A lightweight spiking neural network for EEG-based motor imagery classification

Herui Zhang; Haoran Wang; Jiayu An; Shitao Zheng; Dongrui Wu

doi:10.1016/j.neunet.2025.107741

A lightweight spiking neural network for EEG-based motor imagery classification

Neural Netw. 2025 Jun 24:191:107741. doi: 10.1016/j.neunet.2025.107741. Online ahead of print.

Authors

Herui Zhang¹, Haoran Wang², Jiayu An³, Shitao Zheng⁴, Dongrui Wu⁵

Affiliations

¹ Key Laboratory of the Ministry of Education for Image Processing and Intelligent Control, School of Artificial Intelligence and Automation, Huazhong University of Science and Technology, Wuhan 430074, China. Electronic address: heruizhang@hust.edu.cn.
² Key Laboratory of the Ministry of Education for Image Processing and Intelligent Control, School of Artificial Intelligence and Automation, Huazhong University of Science and Technology, Wuhan 430074, China. Electronic address: hrwang21@hust.edu.cn.
³ Key Laboratory of the Ministry of Education for Image Processing and Intelligent Control, School of Artificial Intelligence and Automation, Huazhong University of Science and Technology, Wuhan 430074, China. Electronic address: anjiayu@hust.edu.cn.
⁴ Key Laboratory of the Ministry of Education for Image Processing and Intelligent Control, School of Artificial Intelligence and Automation, Huazhong University of Science and Technology, Wuhan 430074, China.

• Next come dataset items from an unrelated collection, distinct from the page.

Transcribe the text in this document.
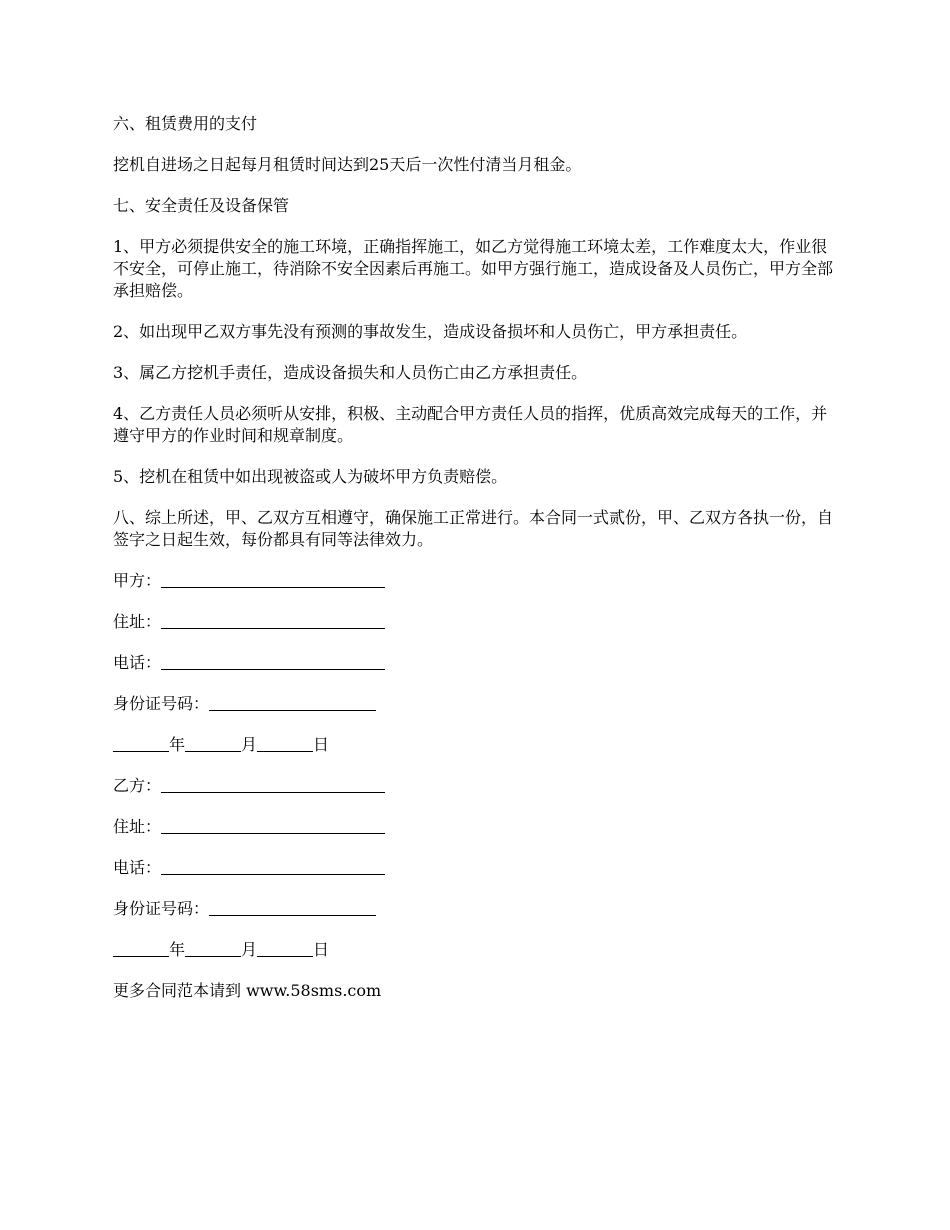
六、租赁费用的支付

挖机自进场之日起每月租赁时间达到25天后一次性付清当月租金。

七、安全责任及设备保管

1、甲方必须提供安全的施工环境，正确指挥施工，如乙方觉得施工环境太差，工作难度太大，作业很不安全，可停止施工，待消除不安全因素后再施工。如甲方强行施工，造成设备及人员伤亡，甲方全部承担赔偿。

2、如出现甲乙双方事先没有预测的事故发生，造成设备损坏和人员伤亡，甲方承担责任。

3、属乙方挖机手责任，造成设备损失和人员伤亡由乙方承担责任。

4、乙方责任人员必须听从安排，积极、主动配合甲方责任人员的指挥，优质高效完成每天的工作，并遵守甲方的作业时间和规章制度。

5、挖机在租赁中如出现被盗或人为破坏甲方负责赔偿。

八、综上所述，甲、乙双方互相遵守，确保施工正常进行。本合同一式贰份，甲、乙双方各执一份，自签字之日起生效，每份都具有同等法律效力。

甲方：
住址：
电话：
身份证号码：
年	月	日
乙方：
住址：
电话：
身份证号码：
年	月	日

更多合同范本请到 www.58sms.com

Electronic address: shitaozheng@hust.edu.cn.
⁵ Key Laboratory of the Ministry of Education for Image Processing and Intelligent Control, School of Artificial Intelligence and Automation, Huazhong University of Science and Technology, Wuhan 430074, China. Electronic address: drwu@hust.edu.cn.

PMID: 40578216
DOI: 10.1016/j.neunet.2025.107741

Abstract

Spiking neural networks (SNNs) aim to simulate the human brain neural network, using sparse spike event streams for effective and energy-efficient spatio-temporal signal processing. This paper proposes a lightweight SNN model for electroencephalogram (EEG) based motor imagery (MI) classification, a classical brain-computer interface paradigm. The model has three desirable characteristics: (1) it has a brain-inspired architecture; (2) it is energy efficient; and, (3) it is dataset agnostic. Within-subject and cross-subject experiments on three public datasets demonstrated the superiority of our SNN model over four classical convolutional neural network based models in EEG based MI classification.

Keywords: Brain–computer interface; Deep learning; Motor imagery; Spiking neural network.